In response to the comments, former News-Press employees marched down State Street on Friday, stopping in front of Cappello’s office. Approximately 40 ex-staffers and supporters marched in circles below his second floor office shouting “shame, shame” and “shame on Barry.”

The protests that occurred last week were sparsely attended, although Friday’s did draw a number of honks from passing cars and a few shouts of support as well as hundreds of curious onlookers.

“I’ve never even imagined a newspaper being like this,” Yates Satterlee, a Santa Barbara resident and News-Press reader since 1944, said.

Satterlee, who said he followed the end of World War II through the News-Press when he was a boy, recently cancelled his subscription to the newspaper – something former employees have been asking residents to do since December.

“I cancelled two weeks ago,” Satterlee said. “I’m a little embarrassed I took so long.”

Adding to such support, community members have planned a rally slated for Feb. 21, which coordinator David Pritchett has dubbed “Wake-Up Wendy Wednesday.” Pritchett said he expects between 200 and 300 people to show up and protest News-Press co-publisher Wendy McCaw’s management of the paper.

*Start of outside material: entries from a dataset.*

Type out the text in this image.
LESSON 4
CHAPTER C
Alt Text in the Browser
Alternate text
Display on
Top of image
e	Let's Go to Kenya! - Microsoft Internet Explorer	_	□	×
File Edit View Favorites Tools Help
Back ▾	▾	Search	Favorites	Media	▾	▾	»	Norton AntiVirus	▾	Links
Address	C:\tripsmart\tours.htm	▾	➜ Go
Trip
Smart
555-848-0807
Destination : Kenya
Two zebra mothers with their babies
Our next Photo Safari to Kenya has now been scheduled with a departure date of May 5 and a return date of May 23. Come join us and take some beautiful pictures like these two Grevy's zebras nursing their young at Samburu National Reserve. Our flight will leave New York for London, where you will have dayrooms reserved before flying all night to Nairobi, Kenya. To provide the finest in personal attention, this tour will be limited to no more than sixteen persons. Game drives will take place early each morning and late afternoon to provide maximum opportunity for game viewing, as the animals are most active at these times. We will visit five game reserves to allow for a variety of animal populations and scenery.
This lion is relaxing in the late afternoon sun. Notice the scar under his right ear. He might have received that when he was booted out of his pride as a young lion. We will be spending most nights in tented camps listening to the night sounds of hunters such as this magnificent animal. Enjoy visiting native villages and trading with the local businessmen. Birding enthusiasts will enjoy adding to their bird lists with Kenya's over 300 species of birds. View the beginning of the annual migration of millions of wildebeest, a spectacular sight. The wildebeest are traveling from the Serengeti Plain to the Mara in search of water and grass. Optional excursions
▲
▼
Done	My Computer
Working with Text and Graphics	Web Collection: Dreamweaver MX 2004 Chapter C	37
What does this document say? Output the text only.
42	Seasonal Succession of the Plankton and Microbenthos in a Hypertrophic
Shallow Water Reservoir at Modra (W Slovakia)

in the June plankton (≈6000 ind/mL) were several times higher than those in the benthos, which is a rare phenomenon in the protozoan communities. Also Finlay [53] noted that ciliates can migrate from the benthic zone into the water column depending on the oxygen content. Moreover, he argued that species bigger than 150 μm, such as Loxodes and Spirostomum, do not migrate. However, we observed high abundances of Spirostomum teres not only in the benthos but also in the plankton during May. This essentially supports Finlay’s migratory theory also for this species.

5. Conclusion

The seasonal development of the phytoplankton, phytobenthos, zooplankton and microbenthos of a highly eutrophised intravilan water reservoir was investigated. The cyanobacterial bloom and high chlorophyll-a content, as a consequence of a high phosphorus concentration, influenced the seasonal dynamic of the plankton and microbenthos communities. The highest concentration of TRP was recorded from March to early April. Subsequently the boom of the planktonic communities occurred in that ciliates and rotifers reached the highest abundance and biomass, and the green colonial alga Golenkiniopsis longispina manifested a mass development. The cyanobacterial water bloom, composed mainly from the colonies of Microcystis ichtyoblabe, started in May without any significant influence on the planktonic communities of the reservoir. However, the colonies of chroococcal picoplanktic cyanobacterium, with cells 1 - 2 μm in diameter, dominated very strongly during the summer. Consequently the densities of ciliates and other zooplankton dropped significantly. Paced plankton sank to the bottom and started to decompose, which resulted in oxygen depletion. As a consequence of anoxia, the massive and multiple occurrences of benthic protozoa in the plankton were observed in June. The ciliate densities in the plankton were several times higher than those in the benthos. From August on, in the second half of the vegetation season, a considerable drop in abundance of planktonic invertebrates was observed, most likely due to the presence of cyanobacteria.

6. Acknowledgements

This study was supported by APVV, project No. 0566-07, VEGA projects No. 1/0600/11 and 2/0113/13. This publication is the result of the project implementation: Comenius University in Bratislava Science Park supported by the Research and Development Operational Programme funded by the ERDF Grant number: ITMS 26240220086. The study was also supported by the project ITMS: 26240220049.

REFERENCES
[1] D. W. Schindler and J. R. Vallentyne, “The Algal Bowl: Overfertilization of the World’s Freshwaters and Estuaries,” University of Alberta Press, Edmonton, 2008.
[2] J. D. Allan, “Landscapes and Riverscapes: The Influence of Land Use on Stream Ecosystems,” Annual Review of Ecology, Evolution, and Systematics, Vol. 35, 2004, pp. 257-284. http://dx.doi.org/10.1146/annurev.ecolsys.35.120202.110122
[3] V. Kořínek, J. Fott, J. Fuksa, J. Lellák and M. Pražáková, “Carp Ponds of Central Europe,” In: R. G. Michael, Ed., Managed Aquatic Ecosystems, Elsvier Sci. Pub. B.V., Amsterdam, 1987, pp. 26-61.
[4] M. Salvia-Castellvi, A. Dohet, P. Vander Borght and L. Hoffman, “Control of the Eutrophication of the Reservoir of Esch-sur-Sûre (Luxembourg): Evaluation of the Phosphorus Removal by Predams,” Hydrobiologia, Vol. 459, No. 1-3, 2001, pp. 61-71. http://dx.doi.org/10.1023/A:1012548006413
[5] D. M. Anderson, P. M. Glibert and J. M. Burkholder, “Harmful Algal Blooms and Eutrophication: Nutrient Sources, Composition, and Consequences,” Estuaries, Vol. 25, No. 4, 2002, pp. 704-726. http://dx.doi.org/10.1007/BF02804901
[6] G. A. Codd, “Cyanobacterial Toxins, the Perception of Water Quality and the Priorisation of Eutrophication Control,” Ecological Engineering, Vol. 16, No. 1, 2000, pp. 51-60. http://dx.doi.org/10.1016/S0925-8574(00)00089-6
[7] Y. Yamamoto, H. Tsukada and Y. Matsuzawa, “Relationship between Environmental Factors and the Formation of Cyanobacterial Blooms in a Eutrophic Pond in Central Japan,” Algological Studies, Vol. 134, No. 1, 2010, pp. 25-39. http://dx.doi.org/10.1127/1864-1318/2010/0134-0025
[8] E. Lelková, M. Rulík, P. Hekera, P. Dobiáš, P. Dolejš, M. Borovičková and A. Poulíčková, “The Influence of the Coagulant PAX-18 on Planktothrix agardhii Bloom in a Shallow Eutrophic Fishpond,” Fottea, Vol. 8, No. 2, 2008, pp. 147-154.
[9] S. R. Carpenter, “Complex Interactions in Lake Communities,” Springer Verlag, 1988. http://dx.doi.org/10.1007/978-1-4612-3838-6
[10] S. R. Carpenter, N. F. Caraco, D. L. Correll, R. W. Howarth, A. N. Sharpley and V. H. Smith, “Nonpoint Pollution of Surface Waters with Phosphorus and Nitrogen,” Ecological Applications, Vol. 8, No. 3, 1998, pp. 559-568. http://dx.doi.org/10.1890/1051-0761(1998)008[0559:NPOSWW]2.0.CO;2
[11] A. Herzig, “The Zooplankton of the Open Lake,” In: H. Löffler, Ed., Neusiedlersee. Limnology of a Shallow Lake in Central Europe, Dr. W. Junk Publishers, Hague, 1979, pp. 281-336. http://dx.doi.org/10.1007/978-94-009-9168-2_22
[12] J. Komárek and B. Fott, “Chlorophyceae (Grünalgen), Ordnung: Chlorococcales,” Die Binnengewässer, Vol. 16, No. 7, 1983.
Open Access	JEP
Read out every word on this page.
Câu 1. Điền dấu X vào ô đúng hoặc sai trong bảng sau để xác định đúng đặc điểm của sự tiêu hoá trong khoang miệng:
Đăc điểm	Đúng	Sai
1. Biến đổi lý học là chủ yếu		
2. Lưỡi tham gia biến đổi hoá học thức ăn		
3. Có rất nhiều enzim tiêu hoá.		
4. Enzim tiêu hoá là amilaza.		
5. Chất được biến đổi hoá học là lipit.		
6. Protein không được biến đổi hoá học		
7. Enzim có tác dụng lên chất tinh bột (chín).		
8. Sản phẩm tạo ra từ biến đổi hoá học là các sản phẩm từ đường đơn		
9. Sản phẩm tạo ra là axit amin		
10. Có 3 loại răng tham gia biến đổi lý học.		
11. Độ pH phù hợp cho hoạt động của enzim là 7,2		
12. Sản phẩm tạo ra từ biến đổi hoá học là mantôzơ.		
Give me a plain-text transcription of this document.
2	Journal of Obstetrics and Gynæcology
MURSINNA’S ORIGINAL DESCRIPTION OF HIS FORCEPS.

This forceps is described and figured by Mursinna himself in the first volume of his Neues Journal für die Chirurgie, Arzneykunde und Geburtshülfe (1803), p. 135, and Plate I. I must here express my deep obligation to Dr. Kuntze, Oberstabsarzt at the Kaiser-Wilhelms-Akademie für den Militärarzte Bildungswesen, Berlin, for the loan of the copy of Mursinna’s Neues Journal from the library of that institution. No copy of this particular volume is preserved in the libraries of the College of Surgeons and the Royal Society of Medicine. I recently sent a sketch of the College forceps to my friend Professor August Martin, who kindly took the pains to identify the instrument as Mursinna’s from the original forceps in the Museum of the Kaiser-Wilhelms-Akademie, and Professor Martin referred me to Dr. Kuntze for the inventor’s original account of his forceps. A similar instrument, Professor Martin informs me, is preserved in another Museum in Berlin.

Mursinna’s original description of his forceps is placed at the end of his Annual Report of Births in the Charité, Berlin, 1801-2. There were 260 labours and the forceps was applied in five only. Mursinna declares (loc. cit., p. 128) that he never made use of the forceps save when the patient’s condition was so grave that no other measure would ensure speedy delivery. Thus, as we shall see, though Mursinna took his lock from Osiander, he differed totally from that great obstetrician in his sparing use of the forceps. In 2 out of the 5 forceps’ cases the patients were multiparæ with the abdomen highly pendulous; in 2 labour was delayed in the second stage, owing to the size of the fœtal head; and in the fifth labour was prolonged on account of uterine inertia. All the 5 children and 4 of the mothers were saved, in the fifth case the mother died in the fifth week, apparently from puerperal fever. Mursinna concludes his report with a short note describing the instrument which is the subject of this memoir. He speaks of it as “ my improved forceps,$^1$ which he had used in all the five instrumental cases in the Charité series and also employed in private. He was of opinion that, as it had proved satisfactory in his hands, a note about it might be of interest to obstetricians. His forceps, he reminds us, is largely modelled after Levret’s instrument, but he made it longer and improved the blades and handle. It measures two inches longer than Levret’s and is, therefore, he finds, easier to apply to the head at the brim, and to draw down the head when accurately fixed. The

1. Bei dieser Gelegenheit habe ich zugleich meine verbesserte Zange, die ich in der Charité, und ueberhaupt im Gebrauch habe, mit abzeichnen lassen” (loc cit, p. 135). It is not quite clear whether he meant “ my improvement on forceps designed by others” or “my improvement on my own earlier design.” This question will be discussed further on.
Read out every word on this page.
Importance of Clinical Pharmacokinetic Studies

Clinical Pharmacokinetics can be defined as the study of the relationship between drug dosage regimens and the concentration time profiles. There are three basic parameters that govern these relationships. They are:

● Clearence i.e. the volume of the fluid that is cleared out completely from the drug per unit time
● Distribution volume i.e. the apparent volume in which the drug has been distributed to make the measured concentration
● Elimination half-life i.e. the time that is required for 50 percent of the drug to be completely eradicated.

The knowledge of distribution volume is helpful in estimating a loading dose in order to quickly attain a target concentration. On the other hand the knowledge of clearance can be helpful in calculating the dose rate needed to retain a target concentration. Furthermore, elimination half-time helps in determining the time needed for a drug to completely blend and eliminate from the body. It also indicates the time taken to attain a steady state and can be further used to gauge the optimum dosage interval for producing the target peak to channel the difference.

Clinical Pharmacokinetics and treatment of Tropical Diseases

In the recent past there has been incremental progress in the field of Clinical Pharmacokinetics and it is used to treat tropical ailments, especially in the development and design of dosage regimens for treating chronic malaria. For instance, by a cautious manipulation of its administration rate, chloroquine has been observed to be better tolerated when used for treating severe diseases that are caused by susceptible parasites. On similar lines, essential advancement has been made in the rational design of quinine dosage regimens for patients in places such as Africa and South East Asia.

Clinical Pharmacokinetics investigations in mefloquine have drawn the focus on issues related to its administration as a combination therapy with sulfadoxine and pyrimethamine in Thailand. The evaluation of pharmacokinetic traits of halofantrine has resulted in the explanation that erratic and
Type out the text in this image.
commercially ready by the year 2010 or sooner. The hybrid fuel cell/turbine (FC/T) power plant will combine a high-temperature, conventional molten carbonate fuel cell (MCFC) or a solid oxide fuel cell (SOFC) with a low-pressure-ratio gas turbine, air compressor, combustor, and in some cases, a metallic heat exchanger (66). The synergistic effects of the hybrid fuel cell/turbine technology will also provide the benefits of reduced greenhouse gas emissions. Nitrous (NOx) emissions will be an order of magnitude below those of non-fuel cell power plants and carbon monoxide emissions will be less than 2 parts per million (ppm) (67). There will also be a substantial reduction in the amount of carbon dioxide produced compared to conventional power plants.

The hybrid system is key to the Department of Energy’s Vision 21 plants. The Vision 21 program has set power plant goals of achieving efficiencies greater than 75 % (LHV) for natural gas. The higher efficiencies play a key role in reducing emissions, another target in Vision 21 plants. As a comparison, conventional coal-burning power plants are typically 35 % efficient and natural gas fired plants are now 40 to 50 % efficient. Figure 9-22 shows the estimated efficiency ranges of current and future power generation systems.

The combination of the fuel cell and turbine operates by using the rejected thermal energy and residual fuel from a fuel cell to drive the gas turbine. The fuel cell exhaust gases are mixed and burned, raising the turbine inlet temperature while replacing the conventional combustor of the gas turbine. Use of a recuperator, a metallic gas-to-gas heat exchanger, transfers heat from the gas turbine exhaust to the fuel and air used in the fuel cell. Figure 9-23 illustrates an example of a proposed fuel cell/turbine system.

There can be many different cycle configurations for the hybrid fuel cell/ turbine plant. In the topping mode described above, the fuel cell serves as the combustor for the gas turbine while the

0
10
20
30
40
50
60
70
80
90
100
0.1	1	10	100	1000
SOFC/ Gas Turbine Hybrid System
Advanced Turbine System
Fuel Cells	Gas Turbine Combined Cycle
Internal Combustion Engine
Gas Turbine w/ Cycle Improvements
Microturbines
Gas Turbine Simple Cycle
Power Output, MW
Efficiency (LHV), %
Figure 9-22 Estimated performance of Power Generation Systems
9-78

“The demise of the News-Press is a tragedy for the Santa Barbara community,” Pritchett said. “People need a trustworthy daily source of news, and the news writers who were terminated illegally also need to know that the community supports them.”

Pritchett said he hopes local sports fans will show up to support 38-year News-Press veteran and reputable sports columnist John Zant who was fired last week.

“There’s a whole other body of people who are outraged, who may not have otherwise cared,” Pritchett said of Zant’s firing.